1.1.2. Histoire du francoprovençal

Tenter d'expliquer la forme particulière du domaine francoprovençal oblige à se référer à l'histoire de la langue francoprovençale. En effet, la géographie ne justifie les limites du domaine francoprovençal qu'en un seul lieu : les montagnes du Forez. Bien que peu élevées, elles semblent avoir constitué un obstacle important, puisque, comme l'a montré P. Gardette (Gardette 1941a et 1941b), un faisceau serré d'isoglosses fondamentales suit l'axe de ce relief modeste13. Ailleurs, aucun élément géographique, collines, montagnes, rivières ou fleuves, n'a constitué de frontière naturelle au domaine francoprovençal. Ni le Rhône, ni les Alpes, par exemple, ne délimitent l'aire du francoprovençal. En Bresse, le domaine francoprovençal et le domaine d'oïl se rencontrent au milieu de plaines. Au sud, la limite avec l’occitan ne repose pas non plus sur des éléments géographiques marquants.

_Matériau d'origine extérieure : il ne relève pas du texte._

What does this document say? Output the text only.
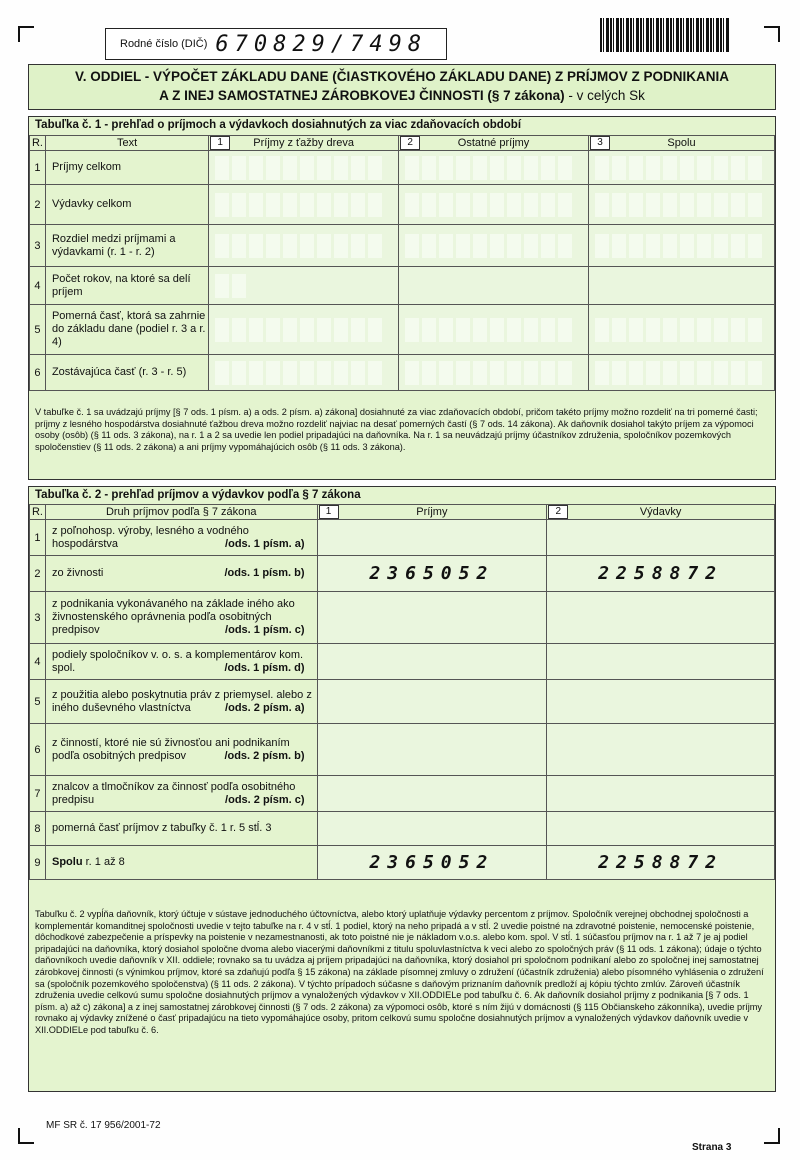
Rodné číslo (DIČ) 670829/7498
V. ODDIEL - VÝPOČET ZÁKLADU DANE (ČIASTKOVÉHO ZÁKLADU DANE) Z PRÍJMOV Z PODNIKANIA
A Z INEJ SAMOSTATNEJ ZÁROBKOVEJ ČINNOSTI (§ 7 zákona) - v celých Sk
Tabuľka č. 1 - prehľad o príjmoch a výdavkoch dosiahnutých za viac zdaňovacích období
R.	Text	1 Príjmy z ťažby dreva	2 Ostatné príjmy	3 Spolu
1	Príjmy celkom	

2	Výdavky celkom	

3	Rozdiel medzi príjmami a výdavkami (r. 1 - r. 2)	

4	Počet rokov, na ktoré sa delí príjem	

5	Pomerná časť, ktorá sa zahrnie do základu dane (podiel r. 3 a r. 4)	

6	Zostávajúca časť (r. 3 - r. 5)	

V tabuľke č. 1 sa uvádzajú príjmy [§ 7 ods. 1 písm. a) a ods. 2 písm. a) zákona] dosiahnuté za viac zdaňovacích období, pričom takéto príjmy možno rozdeliť na tri pomerné časti; príjmy z lesného hospodárstva dosiahnuté ťažbou dreva možno rozdeliť najviac na desať pomerných častí (§ 7 ods. 14 zákona). Ak daňovník dosiahol takýto príjem za výpomoci osoby (osôb) (§ 11 ods. 3 zákona), na r. 1 a 2 sa uvedie len podiel pripadajúci na daňovníka. Na r. 1 sa neuvádzajú príjmy účastníkov združenia, spoločníkov pozemkových spoločenstiev (§ 11 ods. 2 zákona) a ani príjmy vypomáhajúcich osôb (§ 11 ods. 3 zákona).
Tabuľka č. 2 - prehľad príjmov a výdavkov podľa § 7 zákona
R.	Druh príjmov podľa § 7 zákona	1 Príjmy	2 Výdavky
1	z poľnohosp. výroby, lesného a vodného hospodárstva /ods. 1 písm. a)		

2	zo živnosti /ods. 1 písm. b)	2365052	2258872
3	z podnikania vykonávaného na základe iného ako živnostenského oprávnenia podľa osobitných predpisov /ods. 1 písm. c)		

4	podiely spoločníkov v. o. s. a komplementárov kom. spol. /ods. 1 písm. d)		

5	z použitia alebo poskytnutia práv z priemysel. alebo z iného duševného vlastníctva /ods. 2 písm. a)		

6	z činností, ktoré nie sú živnosťou ani podnikaním podľa osobitných predpisov /ods. 2 písm. b)		

7	znalcov a tlmočníkov za činnosť podľa osobitného predpisu /ods. 2 písm. c)		

8	pomerná časť príjmov z tabuľky č. 1 r. 5 stĺ. 3

9	Spolu r. 1 až 8	2365052	2258872
Tabuľku č. 2 vypĺňa daňovník, ktorý účtuje v sústave jednoduchého účtovníctva, alebo ktorý uplatňuje výdavky percentom z príjmov. Spoločník verejnej obchodnej spoločnosti a komplementár komanditnej spoločnosti uvedie v tejto tabuľke na r. 4 v stĺ. 1 podiel, ktorý na neho pripadá a v stĺ. 2 uvedie poistné na zdravotné poistenie, nemocenské poistenie, dôchodkové zabezpečenie a príspevky na poistenie v nezamestnanosti, ak toto poistné nie je nákladom v.o.s. alebo kom. spol. V stĺ. 1 súčasťou príjmov na r. 1 až 7 je aj podiel pripadajúci na daňovníka, ktorý dosiahol spoločne dvoma alebo viacerými daňovníkmi z titulu spoluvlastníctva k veci alebo zo spoločných práv (§ 11 ods. 1 zákona); údaje o týchto daňovníkoch uvedie daňovník v XII. oddiele; rovnako sa tu uvádza aj príjem pripadajúci na daňovníka, ktorý dosiahol pri spoločnom podnikaní alebo zo spoločnej inej samostatnej zárobkovej činnosti (s výnimkou príjmov, ktoré sa zdaňujú podľa § 15 zákona) na základe písomnej zmluvy o združení (účastník združenia) alebo písomného vyhlásenia o združení sa (spoločník pozemkového spoločenstva) (§ 11 ods. 2 zákona). V týchto prípadoch súčasne s daňovým priznaním daňovník predloží aj kópiu týchto zmlúv. Zároveň účastník združenia uvedie celkovú sumu spoločne dosiahnutých príjmov a vynaložených výdavkov v XII.ODDIELe pod tabuľku č. 6. Ak daňovník dosiahol príjmy z podnikania [§ 7 ods. 1 písm. a) až c) zákona] a z inej samostatnej zárobkovej činnosti (§ 7 ods. 2 zákona) za výpomoci osôb, ktoré s ním žijú v domácnosti (§ 115 Občianskeho zákonníka), uvedie príjmy rovnako aj výdavky znížené o časť pripadajúcu na tieto vypomáhajúce osoby, pritom celkovú sumu spoločne dosiahnutých príjmov a vynaložených výdavkov daňovník uvedie v XII.ODDIELe pod tabuľku č. 6.
MF SR č. 17 956/2001-72
Strana 3
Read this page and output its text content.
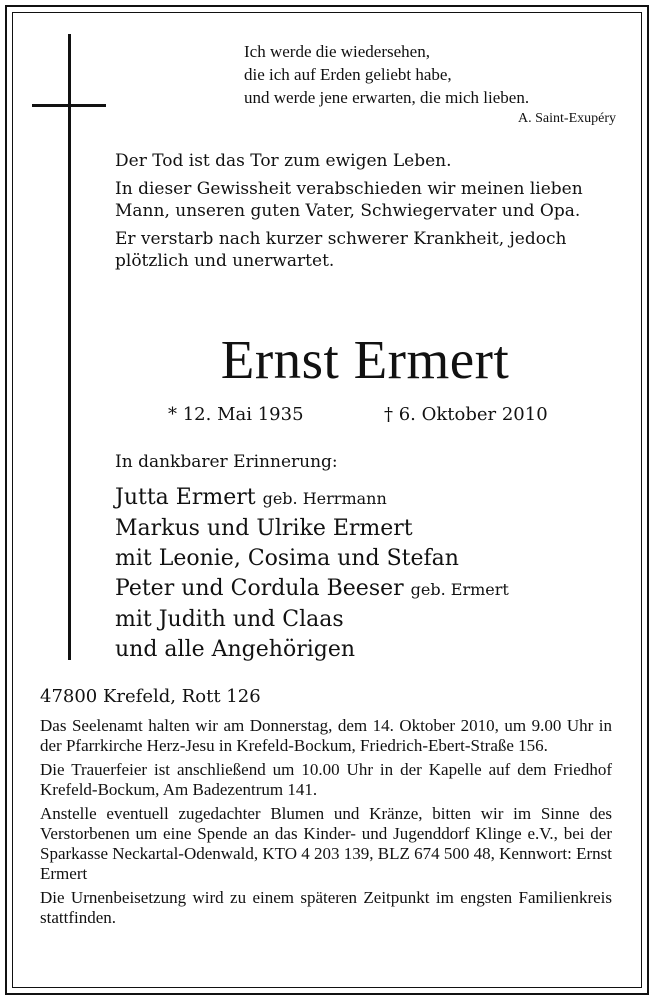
Ich werde die wiedersehen,
die ich auf Erden geliebt habe,
und werde jene erwarten, die mich lieben.
A. Saint-Exupéry

Der Tod ist das Tor zum ewigen Leben.

In dieser Gewissheit verabschieden wir meinen lieben Mann, unseren guten Vater, Schwiegervater und Opa.

Er verstarb nach kurzer schwerer Krankheit, jedoch plötzlich und unerwartet.

Ernst Ermert
* 12. Mai 1935	† 6. Oktober 2010
In dankbarer Erinnerung:
Jutta Ermert geb. Herrmann
Markus und Ulrike Ermert
mit Leonie, Cosima und Stefan
Peter und Cordula Beeser geb. Ermert
mit Judith und Claas
und alle Angehörigen
47800 Krefeld, Rott 126

Das Seelenamt halten wir am Donnerstag, dem 14. Oktober 2010, um 9.00 Uhr in der Pfarrkirche Herz-Jesu in Krefeld-Bockum, Friedrich-Ebert-Straße 156.

Die Trauerfeier ist anschließend um 10.00 Uhr in der Kapelle auf dem Friedhof Krefeld-Bockum, Am Badezentrum 141.

Anstelle eventuell zugedachter Blumen und Kränze, bitten wir im Sinne des Verstorbenen um eine Spende an das Kinder- und Jugenddorf Klinge e.V., bei der Sparkasse Neckartal-Odenwald, KTO 4 203 139, BLZ 674 500 48, Kennwort: Ernst Ermert

Die Urnenbeisetzung wird zu einem späteren Zeitpunkt im engsten Familienkreis stattfinden.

Le domaine francoprovençal ne recouvre pas de régions ayant partagé une histoire commune. Son aire ne correspond pas à une quelconque province14. A l'époque de la venue de Jules César en Gaule, divers peuples gaulois occupaient cette région. Au VIe siècle, l'invasion des Burgondes, et l'établissement de leur royaume laissa quelques traces dans la langue francoprovençale. La portée de cette influence linguistique a été discutée15, mais, dans le domaine géographique, le rôle des Burgondes ne justifie pas la forme de l'aire francoprovençale : "il ne semble pas qu'à aucun moment le royaume burgonde ait eu la forme exacte de notre domaine" (Gardette 1983, p. 608). Plus tard, au Moyen-Age, divers "pays" politiquement indépendants les uns des autres se partagent l'aire du francoprovençal, et certains de ces pays débordent sur les domaines voisins.

Langue méconnue, "langue oubliée", comme l'illustre le titre du chapitre consacré au francoprovençal dans un ouvrage sur les langues régionales en France écrit par G. Tuaillon16, le francoprovençal ne serait donc qu'un concept de linguiste, sans existence concrète, ni justification géographique ou historique ? Lors d'une visite des chercheurs du Centre de Philologie romane de Strasbourg à l'Institut de Linguistique romane de Lyon (aujourd'hui Institut Pierre Gardette), P. Gardette, présentait ainsi le francoprovençal : "ce n'est pas un pays, ce n'est pas une nation ; c'est une route, c'est une ville" (Gardette 1983, p. 607).

A l'époque romaine, en effet, une voie reliait l'Italie et Rome à la région de Lugdunum. Vienne était la ville à laquelle menait cette voie, puis, Lugdunum étant devenue capitale des Gaules, une bifurcation permit de se rendre directement de Lugdunum à Rome. Depuis l'Italie, à partir d'Aoste, un embranchement permettait de franchir les Alpes par deux voies différentes, en passant soit par le col du Grand-Saint-Bernard (au Nord), soit par le col du Petit-Saint-Bernard (au Sud). La carte qui figure en fin de l'article de P. Gardette (Gardette 1983, p. 612) et que nous reproduisons ici, montre bien ce que la forme de l'aire francoprovençale pourrait devoir à ce système de voies de communication (voir carte F).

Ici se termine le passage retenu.